2000年前後からは全情連(全国信用情報センター連合会)加盟の情報センター、CIC、全国銀行個人情報センターの個人信用情報機関による、いわゆるブラック情報の交流(CRIN)が開始されることになり、与信の厳格化が図られました。

与信というのは、返済が可能かどうかの調査をすることだと思って下さい。信用を与えると書きますが、信用を与えられない人は融資を拒否されると言うことなのです。

これによって大手6社などでは契約者の属性が向上し経営自体は健全化していったのですが、スケールメリットのある大手消費者金融業者と、こじんまりと経営可能な小規模消費者金融業者の間に挟まれた中堅クラスの消費者金融業者の中には、急激に業績が悪化して倒産、大手消費者金融業者による買収、または債権譲渡するものも現れたのです。


なかには会社更生法が適用され更生計画が認可されると、更生計画に入っているものを除いた会社更生手続開始以前の債権は効力を失うため、過払い金返還請求に大きな影響があったのです。

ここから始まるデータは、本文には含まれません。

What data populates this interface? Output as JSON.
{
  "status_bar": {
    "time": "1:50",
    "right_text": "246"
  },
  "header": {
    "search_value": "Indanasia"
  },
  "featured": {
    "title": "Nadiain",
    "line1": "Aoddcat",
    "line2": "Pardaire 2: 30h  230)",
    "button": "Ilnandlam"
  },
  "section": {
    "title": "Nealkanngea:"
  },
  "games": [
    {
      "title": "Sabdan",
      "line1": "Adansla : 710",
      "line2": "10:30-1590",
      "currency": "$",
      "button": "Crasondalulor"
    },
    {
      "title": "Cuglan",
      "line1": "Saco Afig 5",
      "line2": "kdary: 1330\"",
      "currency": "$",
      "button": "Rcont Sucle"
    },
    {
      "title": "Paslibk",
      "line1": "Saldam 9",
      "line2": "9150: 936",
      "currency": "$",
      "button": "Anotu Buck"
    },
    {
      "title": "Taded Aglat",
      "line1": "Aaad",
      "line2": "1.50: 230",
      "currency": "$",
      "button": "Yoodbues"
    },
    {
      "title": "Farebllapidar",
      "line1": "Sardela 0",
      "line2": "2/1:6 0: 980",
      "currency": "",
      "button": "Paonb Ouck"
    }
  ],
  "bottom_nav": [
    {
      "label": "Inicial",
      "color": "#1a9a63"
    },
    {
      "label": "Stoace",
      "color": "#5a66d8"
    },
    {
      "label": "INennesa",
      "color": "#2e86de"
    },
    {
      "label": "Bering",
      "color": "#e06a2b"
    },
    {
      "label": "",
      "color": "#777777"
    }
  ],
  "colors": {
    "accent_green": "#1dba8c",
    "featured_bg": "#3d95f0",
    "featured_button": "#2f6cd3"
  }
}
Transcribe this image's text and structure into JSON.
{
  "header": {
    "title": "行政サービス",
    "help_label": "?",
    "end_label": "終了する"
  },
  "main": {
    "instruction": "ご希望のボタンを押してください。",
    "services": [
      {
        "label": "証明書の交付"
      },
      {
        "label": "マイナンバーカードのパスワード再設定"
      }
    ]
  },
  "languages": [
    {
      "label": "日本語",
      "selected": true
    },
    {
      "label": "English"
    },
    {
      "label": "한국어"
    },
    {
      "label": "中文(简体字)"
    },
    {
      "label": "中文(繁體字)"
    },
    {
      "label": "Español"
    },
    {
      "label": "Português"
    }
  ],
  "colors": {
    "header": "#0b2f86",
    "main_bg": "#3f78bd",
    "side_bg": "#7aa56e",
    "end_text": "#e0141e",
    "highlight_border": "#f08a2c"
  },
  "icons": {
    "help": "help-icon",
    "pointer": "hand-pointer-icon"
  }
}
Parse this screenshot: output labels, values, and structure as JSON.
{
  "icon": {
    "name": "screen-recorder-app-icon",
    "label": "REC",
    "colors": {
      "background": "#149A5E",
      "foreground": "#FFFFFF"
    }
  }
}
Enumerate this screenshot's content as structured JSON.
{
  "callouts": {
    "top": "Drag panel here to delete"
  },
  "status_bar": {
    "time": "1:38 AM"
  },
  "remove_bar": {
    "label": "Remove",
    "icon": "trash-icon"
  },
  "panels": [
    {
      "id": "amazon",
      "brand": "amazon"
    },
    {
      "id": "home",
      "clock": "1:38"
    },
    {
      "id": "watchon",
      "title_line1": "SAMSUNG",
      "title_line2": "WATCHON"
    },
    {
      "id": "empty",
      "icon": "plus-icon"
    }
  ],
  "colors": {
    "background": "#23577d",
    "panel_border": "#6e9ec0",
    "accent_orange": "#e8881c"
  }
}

しかし、信用情報の目的は、貸金業者自身の経営の健全性ではなく、過剰貸付を防止し、もって消費者の多重債務者の発生を可及的に減少させることにあることに注意すべきなのです。

この点につき、その目的とは裏腹に信用情報が一部の業者で勧誘の材料として用いられているとの指摘があるのですが、この行為は信用情報の目的外使用であり、信用情報交換契約をしている信用情報機関とその会員たる貸金業者間で交わされている契約違反なのです。

したがって、この指摘は目的外使用に民事上の責任追及しかなされないことの問題を指摘したものということができるのです。

また、個人情報保護法が適用される信用情報に関しては、同法違反となる可能性もあるのです。

なお、この頃「ヤミ金」被害が急増しており、その原因を上記のような信用情報機関の情報交流による与信の厳格化と中堅業者の淘汰に求める見解も存在しています。

他方、消費者金融業界は、これらの原因は2000年の出資法改正による上限金利の40.004%から29.2%への引き下げによる中小零細業者の撤退・倒産にあるとしており、業者の淘汰の原因を信用情報の交流に求めるか、法改正に求めるかの点において上記の見解と異なる部分もあります。。

また、この2つの見解と異なった視点から、この時期のヤミ金被害急増の原因は、不況の長期化による所得の減少、デフレによる金融債務の実質負担の増加、暴対法施行及び不況による暴力団員のサイドビジネスへの進出、携帯電話の普及などにあるとする見解もあるのです。